Шарп пытался понять, какой смысл имело то, о чем рассказал Ангел. Инквизиция? Это совпадение придавало рассказу мальчика достоверность, но зачем инквизиции похищать Элен? И с какой стати этому Палачу охранять женский монастырь, где ее держат?

Он спросил мальчика, и Ангел пожал плечами.

— Кто знает? Он не тот человек, которого можно спросить.

— А какой он человек?

Мальчик нахмурился.

— Он убивает французов, — признал он неохотно. — Но он убивает и своих собственных людей тоже.
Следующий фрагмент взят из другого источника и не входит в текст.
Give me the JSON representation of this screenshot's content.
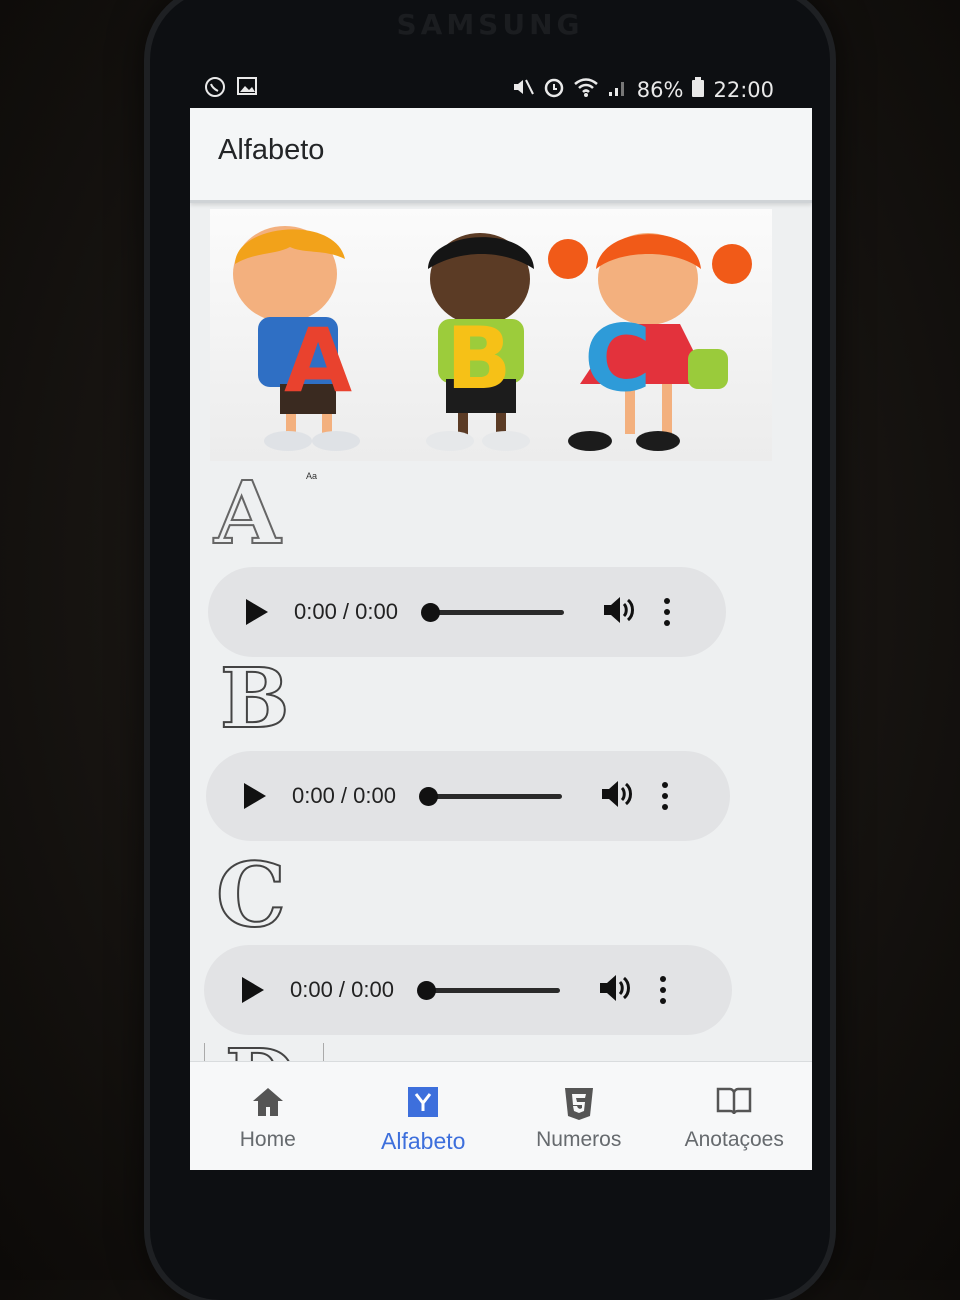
{
  "device": {
    "brand": "SAMSUNG"
  },
  "status_bar": {
    "battery": "86%",
    "time": "22:00"
  },
  "app_bar": {
    "title": "Alfabeto"
  },
  "hero": {
    "letters": [
      "A",
      "B",
      "C"
    ]
  },
  "letter_cards": [
    {
      "letter": "A",
      "note": "Aa",
      "audio": {
        "time": "0:00 / 0:00"
      }
    },
    {
      "letter": "B",
      "audio": {
        "time": "0:00 / 0:00"
      }
    },
    {
      "letter": "C",
      "audio": {
        "time": "0:00 / 0:00"
      }
    },
    {
      "letter": "D"
    }
  ],
  "tabs": [
    {
      "label": "Home",
      "icon": "home-icon",
      "active": false
    },
    {
      "label": "Alfabeto",
      "icon": "y-badge-icon",
      "active": true
    },
    {
      "label": "Numeros",
      "icon": "html5-icon",
      "active": false
    },
    {
      "label": "Anotaçoes",
      "icon": "open-book-icon",
      "active": false
    }
  ],
  "colors": {
    "accent": "#3d6fdc",
    "tab_inactive": "#666a6e",
    "audio_bg": "#e2e3e5"
  }
}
Он как-то расстрелял двенадцать мужчин из деревни, потому что крестьяне отказались дать пищу его людям. Он приехал во время сиесты и расстрелял их. Даже Мина не может справиться с ним. — Ангел говорил о человеке, который считался главным среди всех партизан. Мина, как было известно, казнил таких как El Matarife, — тех, кто преследовал соотечественников. Ангел скрутил себе новую самокрутку. — Французы боятся его. Говорили, что он когда-то расставил головы пятидесяти французов на Главной дороге — по одной на каждой миле. Это было около Витории, откуда он приезжает. — Мальчик рассмеялся. — Он медленно убивает. Говорят, что ему сделали пальто из кожи французов. Некоторые говорят, что он безумен.

— Мы можем найти его?

Si. — Ангел сказал это так, как если бы вопрос был лишним. — Значит, мы едем в горы?

— Мы едем в горы.

Они поехали на северо-восток — туда, где горы превратились в головокружительной крутизны скалы, охотничьи угодья орлов, в страну удивительных долин и водопадов, которые брали начало в холодных утренних туманах и стекали к подножьям гор множеством ледяных горных потоков.

Они поехали на северо-восток — в края, почти необитаемые, редкие жители которых были столь бедны и запуганны, что они сбежали, когда увидели, двух странных всадников. Некоторые из местных жителей, сказал Ангел, даже не знают, что идет война.

— Они даже и не испанцы! — сердито сказал он.

— Не испанцы?

— Они — баски. У них свой собственный язык.

— Так кто же они?

Ангел безразлично пожал плечами.

— Они живут здесь.

Он, очевидно, больше ничего не мог сказать о них.

Ангел, как показалось Шарпу, заскучал. Они забрались в эти северные горы, далеко от французов. А значит, далеко от войны и от того, что Ангел услышал в Бургосе, далеко от волнений битвы.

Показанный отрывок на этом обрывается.